Многие события, состояния и тенденции, которые кажутся новыми и необычными, имеют прямые аналогии в прошлом. В поисках оптимальных решений имеет смысл обратиться к накопленному опыту, чтобы избежать прежде совершенных ошибок. Об импортозамещении, планировании, международной интеграции «ФедералПресс» побеседовал с академиком РАН, доктором экономических наук, профессором Павлом Минакиром.
«Мы рискуем, что Китай будет дрейфовать в сторону от нас»
Павел Александрович, энтузиазм по поводу перспектив импортозамещения велик, важному в условиях санкций процессу придается такое значение в плане реорганизации экономики в целом, что невольно закрадывается сомнение, не превращаем ли мы данное понятие в некий фетиш?
— «Импортозамещение» в наших реалиях превращается в политический лозунг. Давайте разбираться. Еще Давид Рикардо в своих трудах на примере Англии и Португалии объяснял, что мировая торговля основана на специализации стран. Как он говорил, в Англии в принципе можно выращивать виноград, но что это будет за виноград, и каково будет вино из него, какова окажется цена, большой вопрос. В общем, вы понимаете. Развитие экономики автоматически приводит к развитию специализации отдельных стран и территорий. При этом ресурсы у всех и всегда ограничены.
Представим предельный вариант импортозамещения, когда все – своими руками, чтобы ни от кого не зависеть. В этом случае любая страна, экономика любого размера обречена на деградацию – элементарно не хватит ресурсов. С какого-то момента все начинает дорожать. Для удешевления нужен больший масштаб производства, ведь чем больше выпускается продукции, тем эффективнее используется каждая единица ресурсов. Когда вы стараетесь делать все своими силами, вы напрягаете ресурсы, но их хватает только на какое-то количество какого-то качества товаров. Как быть?
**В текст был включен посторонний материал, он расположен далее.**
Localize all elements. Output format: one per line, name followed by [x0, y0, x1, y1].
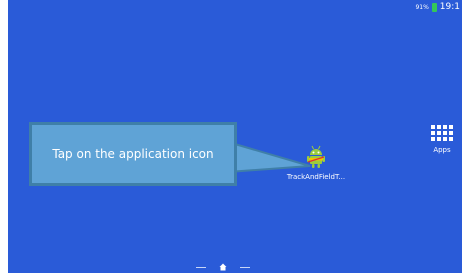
page-dot-left[interactable] [196, 266, 206, 268]
device-frame: 91% 19:1 Tap on the application icon Tra… [0, 0, 462, 273]
status-time: 19:1 [439, 2, 460, 12]
home-icon[interactable] [219, 263, 227, 271]
battery-percent: 91% [415, 3, 429, 11]
app-label: TrackAndFieldT... [286, 173, 346, 181]
battery-icon [431, 2, 437, 12]
home-screen: 91% 19:1 Tap on the application icon Tra… [8, 0, 462, 273]
callout-text: Tap on the application icon [52, 146, 214, 161]
page-indicator [196, 262, 250, 272]
apps-label: Apps [433, 146, 451, 154]
apps-button[interactable]: Apps [426, 125, 458, 165]
instruction-callout: Tap on the application icon [29, 122, 237, 186]
app-shortcut[interactable]: TrackAndFieldT... [284, 145, 348, 193]
page-dot-right[interactable] [240, 266, 250, 268]
status-bar: 91% 19:1 [415, 0, 462, 14]
apps-grid-icon [431, 125, 453, 141]
android-robot-icon [307, 145, 325, 168]
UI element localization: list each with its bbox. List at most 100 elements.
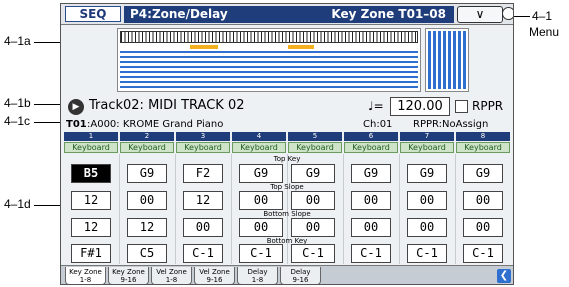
- program-track-id: T01: [66, 119, 87, 130]
- callout-4-1d: 4–1d: [4, 197, 31, 211]
- track-type-label: Keyboard: [400, 142, 454, 153]
- bottom-slope-field[interactable]: 00: [291, 218, 335, 237]
- zone-overview-graphic: [117, 28, 421, 92]
- top-key-field[interactable]: G9: [291, 164, 335, 183]
- tempo-field[interactable]: 120.00: [390, 97, 450, 116]
- program-info-row: T01 :A000: KROME Grand Piano Ch:01 RPPR:…: [61, 118, 513, 132]
- callout-line-4-1b: [34, 104, 60, 105]
- tab-sublabel: 9-16: [120, 276, 137, 284]
- bottom-key-field[interactable]: C-1: [351, 244, 391, 263]
- page-title: P4:Zone/Delay: [130, 7, 228, 21]
- bottom-key-field[interactable]: C-1: [463, 244, 503, 263]
- track-select[interactable]: Track02: MIDI TRACK 02: [89, 98, 245, 113]
- tab-sublabel: 1-8: [165, 276, 178, 284]
- track-type-label: Keyboard: [232, 142, 286, 153]
- tab-key-zone-9-16[interactable]: Key Zone 9-16: [108, 267, 149, 284]
- top-key-field[interactable]: G9: [239, 164, 283, 183]
- top-key-field[interactable]: G9: [127, 164, 167, 183]
- lcd-screen: SEQ P4:Zone/Delay Key Zone T01–08 ∨ ▶ Tr…: [60, 3, 514, 285]
- top-slope-field[interactable]: 12: [71, 191, 111, 210]
- bottom-slope-field[interactable]: 12: [71, 218, 111, 237]
- callout-line-menu: [514, 16, 530, 17]
- bottom-key-field[interactable]: C-1: [407, 244, 447, 263]
- program-name: :A000: KROME Grand Piano: [87, 119, 224, 130]
- rppr-checkbox[interactable]: [455, 100, 468, 113]
- bottom-slope-label: Bottom Slope: [263, 210, 311, 218]
- top-slope-field[interactable]: 00: [239, 191, 283, 210]
- track-type-label: Keyboard: [64, 142, 118, 153]
- velocity-overview-graphic: [425, 28, 469, 92]
- track-number: 8: [456, 132, 510, 141]
- play-icon[interactable]: ▶: [68, 99, 84, 115]
- bottom-key-field[interactable]: F#1: [71, 244, 111, 263]
- chevron-down-icon: ∨: [475, 7, 485, 21]
- top-key-field[interactable]: G9: [351, 164, 391, 183]
- tab-delay-9-16[interactable]: Delay 9-16: [280, 267, 321, 284]
- top-slope-field[interactable]: 00: [127, 191, 167, 210]
- tab-title: Key Zone T01–08: [331, 7, 446, 21]
- top-key-field[interactable]: G9: [407, 164, 447, 183]
- bottom-key-field[interactable]: C-1: [239, 244, 283, 263]
- top-slope-label: Top Slope: [270, 183, 304, 191]
- column-divider: [343, 154, 344, 264]
- tab-sublabel: 1-8: [79, 276, 92, 284]
- tab-label: Delay: [290, 268, 311, 276]
- column-divider: [175, 154, 176, 264]
- top-key-field[interactable]: B5: [71, 164, 111, 183]
- column-divider: [119, 154, 120, 264]
- tab-label: Delay: [247, 268, 268, 276]
- zone-bar: [190, 45, 218, 49]
- column-divider: [455, 154, 456, 264]
- clock-icon: [502, 7, 513, 20]
- bottom-slope-field[interactable]: 00: [239, 218, 283, 237]
- top-slope-field[interactable]: 00: [463, 191, 503, 210]
- rppr-label: RPPR: [472, 99, 504, 113]
- bottom-slope-field[interactable]: 00: [407, 218, 447, 237]
- quarter-note-icon: ♩=: [368, 99, 384, 113]
- track-number: 2: [120, 132, 174, 141]
- top-key-label: Top Key: [273, 155, 301, 163]
- tab-label: Key Zone: [69, 268, 102, 276]
- zone-parameter-grid: Top Key Top Slope Bottom Slope Bottom Ke…: [63, 154, 511, 264]
- track-number: 6: [344, 132, 398, 141]
- bottom-slope-field[interactable]: 12: [127, 218, 167, 237]
- callout-4-1b: 4–1b: [4, 96, 31, 110]
- track-select-row: ▶ Track02: MIDI TRACK 02 ♩= 120.00 RPPR: [66, 96, 510, 118]
- bottom-key-field[interactable]: C5: [127, 244, 167, 263]
- top-key-field[interactable]: G9: [463, 164, 503, 183]
- tab-vel-zone-9-16[interactable]: Vel Zone 9-16: [194, 267, 235, 284]
- tab-key-zone-1-8[interactable]: Key Zone 1-8: [65, 267, 106, 284]
- callout-4-1a: 4–1a: [4, 34, 31, 48]
- bottom-slope-field[interactable]: 00: [351, 218, 391, 237]
- tab-sublabel: 9-16: [206, 276, 223, 284]
- velocity-zone-bars: [428, 31, 466, 89]
- bottom-key-field[interactable]: C-1: [291, 244, 335, 263]
- top-key-field[interactable]: F2: [183, 164, 223, 183]
- page-tabs: Key Zone 1-8 Key Zone 9-16 Vel Zone 1-8 …: [61, 265, 513, 284]
- top-slope-field[interactable]: 00: [351, 191, 391, 210]
- bottom-slope-field[interactable]: 00: [183, 218, 223, 237]
- bottom-key-field[interactable]: C-1: [183, 244, 223, 263]
- top-slope-field[interactable]: 12: [183, 191, 223, 210]
- tab-sublabel: 1-8: [251, 276, 264, 284]
- tab-sublabel: 9-16: [292, 276, 309, 284]
- tab-label: Vel Zone: [156, 268, 187, 276]
- tab-delay-1-8[interactable]: Delay 1-8: [237, 267, 278, 284]
- callout-4-1c: 4–1c: [4, 114, 31, 128]
- callout-line-4-1c: [34, 122, 60, 123]
- chevron-left-icon[interactable]: ❮: [497, 269, 511, 283]
- track-type-label: Keyboard: [456, 142, 510, 153]
- track-type-row: Keyboard Keyboard Keyboard Keyboard Keyb…: [63, 142, 511, 153]
- top-slope-field[interactable]: 00: [407, 191, 447, 210]
- bottom-slope-field[interactable]: 00: [463, 218, 503, 237]
- track-type-label: Keyboard: [344, 142, 398, 153]
- track-type-label: Keyboard: [176, 142, 230, 153]
- mode-indicator[interactable]: SEQ: [65, 6, 121, 22]
- top-slope-field[interactable]: 00: [291, 191, 335, 210]
- track-number: 3: [176, 132, 230, 141]
- tab-vel-zone-1-8[interactable]: Vel Zone 1-8: [151, 267, 192, 284]
- tab-label: Key Zone: [112, 268, 145, 276]
- page-menu-button[interactable]: ∨: [457, 6, 503, 23]
- column-divider: [399, 154, 400, 264]
- midi-channel: Ch:01: [363, 119, 393, 130]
Либо урезать потребности, либо снова участвовать в разделении труда.
При оценке возможностей следует учитывать самые разные ресурсы, нужна их комбинация. Скажем, Китай – это не только трудовые ресурсы и земля. Сами по себе огромные трудовые ресурсы Индии и Китая мало что значат, они должны сочетаться с технологиями, финансами, организационными и управленческими ресурсами. И их тоже надо находить, они также ограничены для каждой страны. Китай встал на путь экспортной специализации, поскольку своими силами мог производить только ограниченное количество ограниченных по качеству продуктов, которых не хватало даже для себя.
Кстати, о Китае. Бытует точка зрения, что КНР с легкостью заменит нам тех поставщиков и ту кооперацию, которых мы можем потерять в ходе санкционной войны. Так ли это?
— Это глупость, причем опасная, которая проистекает из непонимания того, что важно для самого Китая. Вечный друг, потом вечный враг, теперь опять вечный друг… Считается, что Китай мечтает положить собственные экономику и финансы на алтарь помощи братской России. Это абсолютно неверное предположение. Более того, если сравнить китайские настроения в сфере экономики в феврале-марте и сейчас, есть разница. Позиция КНР дрейфует, причем, не в нашу сторону. Китайцы признают, что сами какое-то время прогнозировали: режим жесткого санкционного противостояния быстро закончится, Россия настоит на своем, нужно быть на ее стороне и не опасаться, что ситуация заденет Китай. Теперь в экономических кругах появились колебания, которые можно сформулировать так: мы не понимаем, чем закончится дело, нам не ясны мотивы, способы и цели. А значит, мы не можем прогнозировать жесткость санкций и стремление американцев их агрессивно распространять.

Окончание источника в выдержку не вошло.